Report and pictures by: 
Phyllicia Wang

Company uses custom rig to record and make 3D figurines of its subjects
 
As a freelance actress, Miss Shona Woo is used to posing in front of cameras.
 
But three weeks ago, she experienced probably the most unusual photoshoot.
 
It was in front of a wall of 82 cameras that were pointed at her at odd angles.
 
And the result of the shoot was not a photograph, but a life-like figurine that bore a striking resemblence to the 26-year-old.
 
Miss Woo is just one of dozens of people who are getting 3D-printed figurines of themselves made here.
 
“I am quite intrigued by this whole idea where you can create a ‘mini you’, and now 3D printing is really quite in, so I was quite curious to try it out,” she said.
 
“I always see (them) on videos, but I have never really come across one in my whole life, so now I am really experiencing it, it’s really quite surreal.”
 
Her photo shoot was done at Wishing Well Asia, a digital imaging company that can create life-like figurines of its clients.
 
While customised figurines have been around for some time — some are hand-made caricature clay sculptures while others are made using hand-held scanners and 3D printers — the ones done by Wishing Well Asia make use of a unique 3D capture system.
 
Its capture rig, which took about eight months to construct and costs about $180,000, can record the 3D data of a subject literally in one click.
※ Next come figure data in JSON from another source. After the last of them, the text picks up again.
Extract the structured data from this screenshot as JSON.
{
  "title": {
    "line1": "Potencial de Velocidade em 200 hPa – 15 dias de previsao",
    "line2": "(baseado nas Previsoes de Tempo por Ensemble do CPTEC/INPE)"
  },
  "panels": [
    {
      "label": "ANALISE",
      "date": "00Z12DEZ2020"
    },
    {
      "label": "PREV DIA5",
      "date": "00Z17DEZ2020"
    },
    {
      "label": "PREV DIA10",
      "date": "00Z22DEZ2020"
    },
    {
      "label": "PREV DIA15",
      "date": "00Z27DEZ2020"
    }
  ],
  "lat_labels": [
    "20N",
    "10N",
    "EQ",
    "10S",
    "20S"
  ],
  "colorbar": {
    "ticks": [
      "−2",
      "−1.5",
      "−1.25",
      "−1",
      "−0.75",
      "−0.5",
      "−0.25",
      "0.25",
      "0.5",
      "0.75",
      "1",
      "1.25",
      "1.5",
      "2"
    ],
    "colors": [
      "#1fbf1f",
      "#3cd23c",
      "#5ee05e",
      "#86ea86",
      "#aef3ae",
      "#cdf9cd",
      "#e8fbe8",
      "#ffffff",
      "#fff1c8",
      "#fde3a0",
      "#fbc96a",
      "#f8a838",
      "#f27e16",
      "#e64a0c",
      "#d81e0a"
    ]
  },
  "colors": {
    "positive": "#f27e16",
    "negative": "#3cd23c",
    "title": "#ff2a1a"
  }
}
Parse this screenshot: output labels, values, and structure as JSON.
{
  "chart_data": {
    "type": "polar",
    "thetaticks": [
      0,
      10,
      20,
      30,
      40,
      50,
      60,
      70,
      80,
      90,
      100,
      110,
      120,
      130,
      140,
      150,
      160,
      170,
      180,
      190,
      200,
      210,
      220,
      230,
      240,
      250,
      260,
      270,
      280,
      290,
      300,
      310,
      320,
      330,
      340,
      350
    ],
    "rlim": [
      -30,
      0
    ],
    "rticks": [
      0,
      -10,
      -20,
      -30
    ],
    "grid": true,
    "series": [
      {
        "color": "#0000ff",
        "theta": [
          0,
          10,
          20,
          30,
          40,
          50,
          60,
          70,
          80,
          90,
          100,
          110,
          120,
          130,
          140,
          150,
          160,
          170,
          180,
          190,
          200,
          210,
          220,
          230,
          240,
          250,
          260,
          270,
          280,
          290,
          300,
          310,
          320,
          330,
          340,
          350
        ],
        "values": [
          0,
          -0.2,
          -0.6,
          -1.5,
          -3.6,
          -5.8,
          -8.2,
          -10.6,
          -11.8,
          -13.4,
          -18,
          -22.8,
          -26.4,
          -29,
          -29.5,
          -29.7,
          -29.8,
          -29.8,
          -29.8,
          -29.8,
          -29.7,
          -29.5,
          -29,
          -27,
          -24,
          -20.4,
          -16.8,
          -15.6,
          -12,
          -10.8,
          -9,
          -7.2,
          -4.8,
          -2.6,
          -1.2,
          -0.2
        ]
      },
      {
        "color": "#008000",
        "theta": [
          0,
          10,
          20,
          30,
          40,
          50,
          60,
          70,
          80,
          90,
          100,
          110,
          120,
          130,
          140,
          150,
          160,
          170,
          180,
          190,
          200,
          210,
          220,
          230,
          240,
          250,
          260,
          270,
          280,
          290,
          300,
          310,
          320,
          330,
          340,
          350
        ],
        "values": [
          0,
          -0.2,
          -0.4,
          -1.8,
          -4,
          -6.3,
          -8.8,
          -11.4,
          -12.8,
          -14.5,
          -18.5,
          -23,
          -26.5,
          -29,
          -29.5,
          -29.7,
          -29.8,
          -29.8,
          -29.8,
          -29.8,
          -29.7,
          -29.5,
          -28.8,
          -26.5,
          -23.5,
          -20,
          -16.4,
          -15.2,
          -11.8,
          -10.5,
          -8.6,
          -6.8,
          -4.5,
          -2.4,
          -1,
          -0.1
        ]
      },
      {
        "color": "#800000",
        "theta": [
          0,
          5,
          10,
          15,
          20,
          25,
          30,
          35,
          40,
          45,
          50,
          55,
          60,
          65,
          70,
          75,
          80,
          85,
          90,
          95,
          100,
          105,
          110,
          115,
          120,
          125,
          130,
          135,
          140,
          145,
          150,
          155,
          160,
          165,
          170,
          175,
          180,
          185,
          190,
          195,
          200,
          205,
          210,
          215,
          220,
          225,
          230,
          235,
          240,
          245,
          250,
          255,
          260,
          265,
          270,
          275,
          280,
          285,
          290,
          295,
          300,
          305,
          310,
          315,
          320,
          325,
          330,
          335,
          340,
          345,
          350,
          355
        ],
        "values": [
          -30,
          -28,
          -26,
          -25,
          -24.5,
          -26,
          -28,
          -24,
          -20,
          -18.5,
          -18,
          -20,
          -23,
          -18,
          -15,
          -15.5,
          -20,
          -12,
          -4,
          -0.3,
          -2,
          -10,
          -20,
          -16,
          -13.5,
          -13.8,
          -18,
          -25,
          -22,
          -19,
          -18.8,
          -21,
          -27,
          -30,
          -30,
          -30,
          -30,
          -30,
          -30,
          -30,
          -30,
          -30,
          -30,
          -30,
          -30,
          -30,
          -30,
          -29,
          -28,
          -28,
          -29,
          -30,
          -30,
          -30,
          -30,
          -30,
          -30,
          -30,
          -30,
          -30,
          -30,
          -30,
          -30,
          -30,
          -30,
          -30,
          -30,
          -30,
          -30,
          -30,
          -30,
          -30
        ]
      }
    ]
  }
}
Capture systems that use hand-held scanners can take up to 30 minutes to scan a subject.
 
Mr Emile Tan, 30, a producer at Wishing Well Asia, said they switched from the older hand-held scanner method to the new rig because the former required subjects to hold still for up to half-an-hour, while the scan was being done.
 
“We do not want people to keep still because we received feedback (that elderly) people want to be captured along with the whole family, but they can’t because of the issue of the (hand-held) scanner,” he said.
 
Mr Tan said that they built the system from scratch after seeing similar systems being used in other countries.
 
Clients are asked to pose in the centre of the rig, and the photographer takes their 3D scan using a remote shutter release to trigger all 82 SLR cameras on the rig at the same time.
 
Once the 3D data is captured, it is fed into a 3D printer, which prints and colours the figurine using gypsum powder as a base material.
 
The figurines come in different sizes, ranging from five to nine inches in height and cost between $980 and $2,100.
 
Mr Tan said that they get about four orders for 3D figurines each month.Miss Woo was so thrilled with her mini-me figurine that she hopes to add to her collection in the future.
 
“When it’s 3D, it adds another dimension to it. It’s as if a painting has just come to life,” she said.
 
“I probably would want to make this as a souvenir maybe once every five years or every milestone.”